The ERAS platform itself does not use AI to analyze, sort, or evaluate applications. All application data is transmitted exactly as submitted by applicants.
At present, Thalamus uses optical character recognition (OCR) in Cortex to extract core clerkship grades from transcript PDFs and apply a normalized percentile and grade distribution within and across medical schools. Thalamus Cortex also uses AI to read personal statements and assesses certain applicant characteristics, starting with Academic Career Interest for the 2026 ERAS season.
Thalamus does not use AI to score applications; automatically filter out, search, sort, select, or reject applicants; or determine whether essays were written with AI tools (avoiding biases that disproportionately affect applicants). Thalamus AI tools continue to progress forward and evolve based on user feedback. Additional information regarding Thalamus’s AI philosophy can be found on the Thalamus website.
Is the AAMC researching future ways to use AI?
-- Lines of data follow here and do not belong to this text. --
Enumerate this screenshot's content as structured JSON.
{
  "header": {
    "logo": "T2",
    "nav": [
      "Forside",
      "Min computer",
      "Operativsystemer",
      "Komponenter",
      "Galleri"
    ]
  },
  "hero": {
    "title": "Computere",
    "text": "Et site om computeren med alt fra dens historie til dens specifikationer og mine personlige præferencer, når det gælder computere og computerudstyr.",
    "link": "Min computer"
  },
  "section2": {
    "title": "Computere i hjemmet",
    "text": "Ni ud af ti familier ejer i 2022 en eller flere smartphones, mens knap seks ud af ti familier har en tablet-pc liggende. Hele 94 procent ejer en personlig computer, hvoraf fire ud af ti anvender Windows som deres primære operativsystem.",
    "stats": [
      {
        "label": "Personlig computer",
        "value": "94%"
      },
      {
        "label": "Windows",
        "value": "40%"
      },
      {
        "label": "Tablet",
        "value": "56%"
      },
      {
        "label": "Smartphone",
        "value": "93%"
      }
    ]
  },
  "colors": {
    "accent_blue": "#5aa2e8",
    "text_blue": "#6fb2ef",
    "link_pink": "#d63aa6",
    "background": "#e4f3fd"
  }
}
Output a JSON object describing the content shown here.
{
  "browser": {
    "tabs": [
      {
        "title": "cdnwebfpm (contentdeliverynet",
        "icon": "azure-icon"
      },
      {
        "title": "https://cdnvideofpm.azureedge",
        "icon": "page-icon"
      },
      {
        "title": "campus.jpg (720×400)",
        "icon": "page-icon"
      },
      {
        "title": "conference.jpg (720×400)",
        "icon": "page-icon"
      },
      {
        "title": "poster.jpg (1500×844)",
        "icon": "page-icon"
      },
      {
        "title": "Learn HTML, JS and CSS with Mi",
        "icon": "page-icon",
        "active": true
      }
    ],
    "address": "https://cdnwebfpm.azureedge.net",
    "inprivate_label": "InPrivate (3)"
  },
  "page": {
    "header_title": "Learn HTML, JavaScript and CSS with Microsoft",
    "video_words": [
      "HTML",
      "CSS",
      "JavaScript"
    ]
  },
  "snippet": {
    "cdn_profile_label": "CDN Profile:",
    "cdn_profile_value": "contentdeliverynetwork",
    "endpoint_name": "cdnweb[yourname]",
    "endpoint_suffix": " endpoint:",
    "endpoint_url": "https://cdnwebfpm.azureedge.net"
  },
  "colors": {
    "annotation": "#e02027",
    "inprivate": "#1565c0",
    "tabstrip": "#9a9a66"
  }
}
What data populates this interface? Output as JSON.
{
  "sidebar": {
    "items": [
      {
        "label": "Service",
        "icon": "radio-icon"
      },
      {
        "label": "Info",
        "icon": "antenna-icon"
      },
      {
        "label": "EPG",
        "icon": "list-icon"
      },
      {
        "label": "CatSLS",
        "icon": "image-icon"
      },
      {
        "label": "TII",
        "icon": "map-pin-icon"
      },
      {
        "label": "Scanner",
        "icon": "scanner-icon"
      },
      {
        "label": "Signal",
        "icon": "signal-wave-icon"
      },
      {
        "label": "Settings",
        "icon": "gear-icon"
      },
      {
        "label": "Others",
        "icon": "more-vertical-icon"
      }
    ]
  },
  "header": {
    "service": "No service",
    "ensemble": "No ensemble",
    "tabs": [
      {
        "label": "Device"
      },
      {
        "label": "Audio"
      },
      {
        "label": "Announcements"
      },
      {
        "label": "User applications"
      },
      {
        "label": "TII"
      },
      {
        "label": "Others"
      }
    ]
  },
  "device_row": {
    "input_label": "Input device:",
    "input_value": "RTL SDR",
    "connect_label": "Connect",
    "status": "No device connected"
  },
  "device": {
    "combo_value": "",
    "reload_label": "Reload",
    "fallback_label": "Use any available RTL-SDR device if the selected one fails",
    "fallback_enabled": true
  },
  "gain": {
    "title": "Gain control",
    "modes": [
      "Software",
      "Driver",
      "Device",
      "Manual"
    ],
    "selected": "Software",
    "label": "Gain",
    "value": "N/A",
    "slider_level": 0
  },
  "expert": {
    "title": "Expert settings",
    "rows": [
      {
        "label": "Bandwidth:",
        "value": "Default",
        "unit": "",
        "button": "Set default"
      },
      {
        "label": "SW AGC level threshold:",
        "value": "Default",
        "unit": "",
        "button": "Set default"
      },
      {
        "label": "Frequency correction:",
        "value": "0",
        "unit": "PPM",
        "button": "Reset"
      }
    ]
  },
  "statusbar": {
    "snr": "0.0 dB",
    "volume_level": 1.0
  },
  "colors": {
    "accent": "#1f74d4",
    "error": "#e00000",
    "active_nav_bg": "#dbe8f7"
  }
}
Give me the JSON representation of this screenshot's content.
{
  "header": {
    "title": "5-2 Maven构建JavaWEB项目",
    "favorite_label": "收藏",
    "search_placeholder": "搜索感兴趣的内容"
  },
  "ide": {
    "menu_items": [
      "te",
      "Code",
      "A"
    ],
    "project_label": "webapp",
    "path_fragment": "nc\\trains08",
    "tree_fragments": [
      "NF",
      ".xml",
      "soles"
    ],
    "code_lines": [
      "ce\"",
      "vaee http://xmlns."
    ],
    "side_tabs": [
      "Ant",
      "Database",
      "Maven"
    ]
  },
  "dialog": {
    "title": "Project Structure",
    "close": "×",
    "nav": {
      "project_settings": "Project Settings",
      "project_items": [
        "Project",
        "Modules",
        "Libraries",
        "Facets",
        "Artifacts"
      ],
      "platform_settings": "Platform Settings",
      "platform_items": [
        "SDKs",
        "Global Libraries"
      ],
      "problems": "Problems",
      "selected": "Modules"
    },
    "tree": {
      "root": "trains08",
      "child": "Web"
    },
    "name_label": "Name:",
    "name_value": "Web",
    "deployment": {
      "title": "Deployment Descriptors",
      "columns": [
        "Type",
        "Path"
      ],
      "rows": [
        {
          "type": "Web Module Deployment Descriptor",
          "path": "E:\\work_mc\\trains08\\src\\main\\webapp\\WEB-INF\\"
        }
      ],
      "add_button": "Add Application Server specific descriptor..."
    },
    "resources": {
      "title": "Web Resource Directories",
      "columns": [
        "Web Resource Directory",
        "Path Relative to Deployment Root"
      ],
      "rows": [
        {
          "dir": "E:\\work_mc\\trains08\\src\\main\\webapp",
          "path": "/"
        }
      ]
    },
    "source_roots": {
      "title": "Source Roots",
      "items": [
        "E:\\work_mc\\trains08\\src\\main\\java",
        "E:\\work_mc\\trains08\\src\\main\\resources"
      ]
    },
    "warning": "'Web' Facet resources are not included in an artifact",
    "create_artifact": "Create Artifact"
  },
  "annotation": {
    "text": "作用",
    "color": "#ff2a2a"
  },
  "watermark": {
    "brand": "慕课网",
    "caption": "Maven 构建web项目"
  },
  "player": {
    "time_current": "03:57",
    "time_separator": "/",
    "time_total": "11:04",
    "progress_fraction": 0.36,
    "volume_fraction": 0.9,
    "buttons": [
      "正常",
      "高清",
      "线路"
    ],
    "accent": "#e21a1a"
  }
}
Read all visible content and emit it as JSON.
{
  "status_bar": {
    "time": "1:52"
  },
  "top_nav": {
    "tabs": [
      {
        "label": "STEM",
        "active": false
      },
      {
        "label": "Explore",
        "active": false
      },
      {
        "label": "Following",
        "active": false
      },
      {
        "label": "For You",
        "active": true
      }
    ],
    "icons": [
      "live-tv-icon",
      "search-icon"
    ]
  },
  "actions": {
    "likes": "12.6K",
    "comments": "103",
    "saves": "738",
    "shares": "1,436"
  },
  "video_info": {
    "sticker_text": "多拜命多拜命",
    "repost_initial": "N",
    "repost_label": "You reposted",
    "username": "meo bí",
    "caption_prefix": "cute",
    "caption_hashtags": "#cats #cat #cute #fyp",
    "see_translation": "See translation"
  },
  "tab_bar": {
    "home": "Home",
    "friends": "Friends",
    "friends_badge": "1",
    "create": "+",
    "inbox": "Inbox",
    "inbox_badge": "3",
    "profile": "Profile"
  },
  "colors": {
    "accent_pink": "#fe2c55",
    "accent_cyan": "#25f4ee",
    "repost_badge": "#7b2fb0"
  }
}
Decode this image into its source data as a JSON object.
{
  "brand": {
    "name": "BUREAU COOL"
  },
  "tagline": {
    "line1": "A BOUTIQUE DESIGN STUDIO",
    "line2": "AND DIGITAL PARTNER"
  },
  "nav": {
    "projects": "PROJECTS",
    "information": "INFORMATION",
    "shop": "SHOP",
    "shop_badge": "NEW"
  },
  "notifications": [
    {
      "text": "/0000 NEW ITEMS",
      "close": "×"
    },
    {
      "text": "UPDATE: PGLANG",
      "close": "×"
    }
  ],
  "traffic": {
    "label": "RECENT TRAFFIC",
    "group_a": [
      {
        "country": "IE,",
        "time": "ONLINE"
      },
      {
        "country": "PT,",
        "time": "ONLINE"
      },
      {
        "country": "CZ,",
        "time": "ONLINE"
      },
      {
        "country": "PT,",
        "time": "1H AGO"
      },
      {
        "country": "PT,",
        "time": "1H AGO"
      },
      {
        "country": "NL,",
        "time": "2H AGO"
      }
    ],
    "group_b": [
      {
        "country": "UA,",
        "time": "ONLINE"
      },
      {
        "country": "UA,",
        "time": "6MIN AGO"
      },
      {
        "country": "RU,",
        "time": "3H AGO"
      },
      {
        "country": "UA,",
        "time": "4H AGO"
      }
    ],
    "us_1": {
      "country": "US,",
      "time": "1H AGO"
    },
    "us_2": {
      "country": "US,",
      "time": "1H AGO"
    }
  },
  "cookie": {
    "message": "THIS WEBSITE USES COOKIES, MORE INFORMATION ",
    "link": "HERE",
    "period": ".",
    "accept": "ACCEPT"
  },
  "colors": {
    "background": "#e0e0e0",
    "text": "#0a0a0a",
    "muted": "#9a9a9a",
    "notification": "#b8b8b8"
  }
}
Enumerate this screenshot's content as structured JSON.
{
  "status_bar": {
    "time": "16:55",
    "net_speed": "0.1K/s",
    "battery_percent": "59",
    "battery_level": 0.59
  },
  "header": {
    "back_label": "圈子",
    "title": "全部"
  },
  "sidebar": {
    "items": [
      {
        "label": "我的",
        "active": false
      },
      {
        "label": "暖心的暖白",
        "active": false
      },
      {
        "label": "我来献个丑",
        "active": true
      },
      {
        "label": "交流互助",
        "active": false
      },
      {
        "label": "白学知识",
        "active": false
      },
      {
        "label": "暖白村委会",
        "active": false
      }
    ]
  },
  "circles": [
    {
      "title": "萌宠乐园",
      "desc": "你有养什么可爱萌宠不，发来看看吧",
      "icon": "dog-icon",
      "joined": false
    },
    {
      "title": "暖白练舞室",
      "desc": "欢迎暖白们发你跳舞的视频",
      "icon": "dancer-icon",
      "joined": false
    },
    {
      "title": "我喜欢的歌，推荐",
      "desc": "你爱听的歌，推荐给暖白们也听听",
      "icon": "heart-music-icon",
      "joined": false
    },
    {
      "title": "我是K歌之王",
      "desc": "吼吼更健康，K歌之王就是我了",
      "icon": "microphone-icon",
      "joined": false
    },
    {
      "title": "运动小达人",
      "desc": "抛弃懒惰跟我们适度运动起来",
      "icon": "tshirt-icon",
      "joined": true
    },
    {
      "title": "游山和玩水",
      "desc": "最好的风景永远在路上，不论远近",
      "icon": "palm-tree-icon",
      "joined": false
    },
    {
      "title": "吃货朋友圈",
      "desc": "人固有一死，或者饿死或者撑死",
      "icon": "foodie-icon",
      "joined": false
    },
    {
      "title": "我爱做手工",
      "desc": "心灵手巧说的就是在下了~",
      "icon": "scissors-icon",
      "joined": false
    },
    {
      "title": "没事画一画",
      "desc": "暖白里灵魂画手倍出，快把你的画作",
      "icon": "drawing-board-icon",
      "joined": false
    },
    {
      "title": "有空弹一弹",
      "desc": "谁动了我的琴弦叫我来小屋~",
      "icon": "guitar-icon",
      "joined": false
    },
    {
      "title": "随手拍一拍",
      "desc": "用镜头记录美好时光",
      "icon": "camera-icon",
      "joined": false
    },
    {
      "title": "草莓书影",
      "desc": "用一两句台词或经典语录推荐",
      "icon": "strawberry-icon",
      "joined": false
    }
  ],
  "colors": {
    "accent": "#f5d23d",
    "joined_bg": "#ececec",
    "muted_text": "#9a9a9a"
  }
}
The AAMC has several research projects underway that utilize advanced analytics, such as Natural Language Processing (NLP) and Large Language Model (LLM), to analyze, understand, and gain insights from essays and other dense text. Additionally, we have research and development projects, being conducted in collaboration with constituents, underway to explore the viability of using advanced analytic techniques to improve predictions about where applicants will be invited to interview. If successful, these techniques could be used to help applicants identify programs where they are competitive candidates and to help programs prioritize applications so they can conduct a more in-depth review of applications.